"No doubt Kerry also lectured Mubarak about once hyping the WMD threat (“Mubarak lied, thousands died?”). Remember, the Egyptian strongman, as part of his reservations about Iraq, had warned our generals that American troops would be targeted with gasses of all sorts by Saddam.
Kerry also called for new talks with Iran—a rogue state presently in the middle of uranium enrichment, supplying IEDs to the militias in Iraq, promising to wipe out Israel, and hosting a Holocaust denial love fest in Teheran. Surely if the senator once denigrated our own soldiers as terrorizing Iraqis he can at least say that Iranians do the same?

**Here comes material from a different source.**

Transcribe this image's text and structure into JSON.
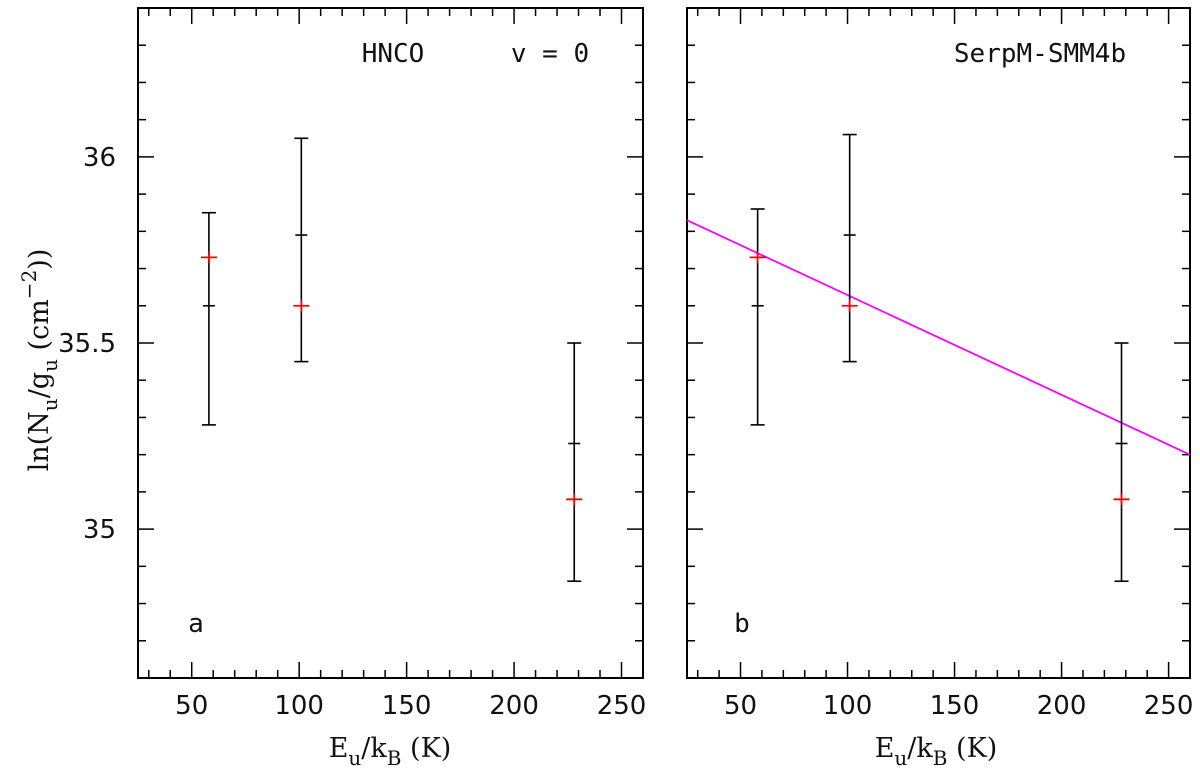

Jimmy Carter is publicizing his indictment of Israel as an apartheid state, this apparently awful democracy that is the only country in the present Middle East where Arabs freely vote in safety, publish their views without censorship, and enjoy a material existence unknown in the West Bank.

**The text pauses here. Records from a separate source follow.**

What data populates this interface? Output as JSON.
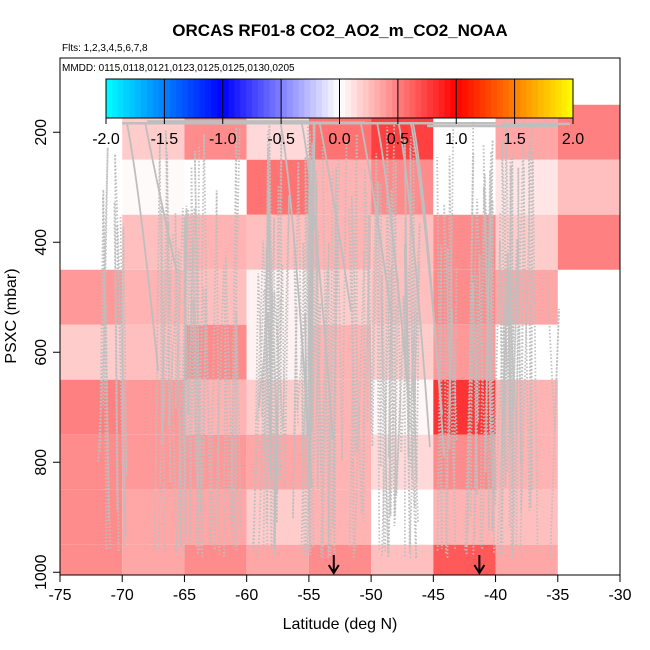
{
  "chart_data": {
    "type": "heatmap",
    "title": "ORCAS RF01-8 CO2_AO2_m_CO2_NOAA",
    "flights_label": "Flts: 1,2,3,4,5,6,7,8",
    "dates_label": "MMDD: 0115,0118,0121,0123,0125,0125,0130,0205",
    "xlabel": "Latitude (deg N)",
    "ylabel": "PSXC (mbar)",
    "xlim": [
      -75,
      -30
    ],
    "ylim": [
      1005,
      65
    ],
    "x_ticks": [
      -75,
      -70,
      -65,
      -60,
      -55,
      -50,
      -45,
      -40,
      -35,
      -30
    ],
    "x_tick_labels": [
      "-75",
      "-70",
      "-65",
      "-60",
      "-55",
      "-50",
      "-45",
      "-40",
      "-35",
      "-30"
    ],
    "y_ticks": [
      200,
      400,
      600,
      800,
      1000
    ],
    "y_tick_labels": [
      "200",
      "400",
      "600",
      "800",
      "1000"
    ],
    "colorbar": {
      "min": -2.0,
      "max": 2.0,
      "ticks": [
        -2.0,
        -1.5,
        -1.0,
        -0.5,
        0.0,
        0.5,
        1.0,
        1.5,
        2.0
      ],
      "tick_labels": [
        "-2.0",
        "-1.5",
        "-1.0",
        "-0.5",
        "0.0",
        "0.5",
        "1.0",
        "1.5",
        "2.0"
      ],
      "colors": [
        "#00ffff",
        "#0000ff",
        "#ffffff",
        "#ff0000",
        "#ffff00"
      ]
    },
    "lat_bins": [
      -75,
      -70,
      -65,
      -60,
      -55,
      -50,
      -45,
      -40,
      -35,
      -30
    ],
    "pres_bins": [
      150,
      250,
      350,
      450,
      550,
      650,
      750,
      850,
      950,
      1050
    ],
    "values": [
      [
        null,
        0.2,
        0.45,
        0.15,
        0.55,
        0.75,
        0.0,
        0.35,
        0.5
      ],
      [
        null,
        0.02,
        0.0,
        0.55,
        0.3,
        0.45,
        0.0,
        0.1,
        0.25
      ],
      [
        null,
        0.25,
        0.3,
        0.25,
        0.3,
        0.25,
        0.45,
        0.2,
        0.5
      ],
      [
        0.4,
        0.3,
        0.25,
        0.05,
        0.2,
        0.25,
        0.45,
        0.35,
        null
      ],
      [
        0.2,
        0.25,
        0.45,
        0.05,
        0.3,
        0.2,
        0.4,
        0.0,
        null
      ],
      [
        0.5,
        0.4,
        0.3,
        0.2,
        0.3,
        0.03,
        0.8,
        0.3,
        null
      ],
      [
        0.45,
        0.4,
        0.4,
        0.35,
        0.3,
        0.15,
        0.45,
        0.3,
        null
      ],
      [
        0.45,
        0.35,
        0.35,
        0.2,
        0.3,
        0.0,
        0.3,
        0.25,
        null
      ],
      [
        0.45,
        0.35,
        0.45,
        0.35,
        0.45,
        0.25,
        0.65,
        0.35,
        null
      ]
    ],
    "arrow_markers": [
      -53,
      -41.3
    ],
    "flight_track_color": "#bebebe"
  }
}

Perhaps he can offer suggestions on how to deal with Iran, since the last time he entered into that diplomatic arena he sent Ramsey Clark as an official envoy to apologize for American sins, to offer a new partnership, and in vain to beg for the return of the hostages. And we know the results of that gambit—and the subsequent moral careers of both the sender and his emissary.
The Iraq Study Group insists that it is not in the long-term interest of either Syria or Iran to perpetuate the present chaos (i.e., Americans soldiers and Iraqi reformers being blown up) in Iraq. But Iran’s own military commanders praise the present violence there for tying down American forces, and presumably giving them a pass to continue their bomb-making, whether nuclear or IEDs. Among the most prominent who praise Iran’s positive role is David Duke, who at last has found a kindred host government.
So all in all, it’s been a strange week, in a strange war."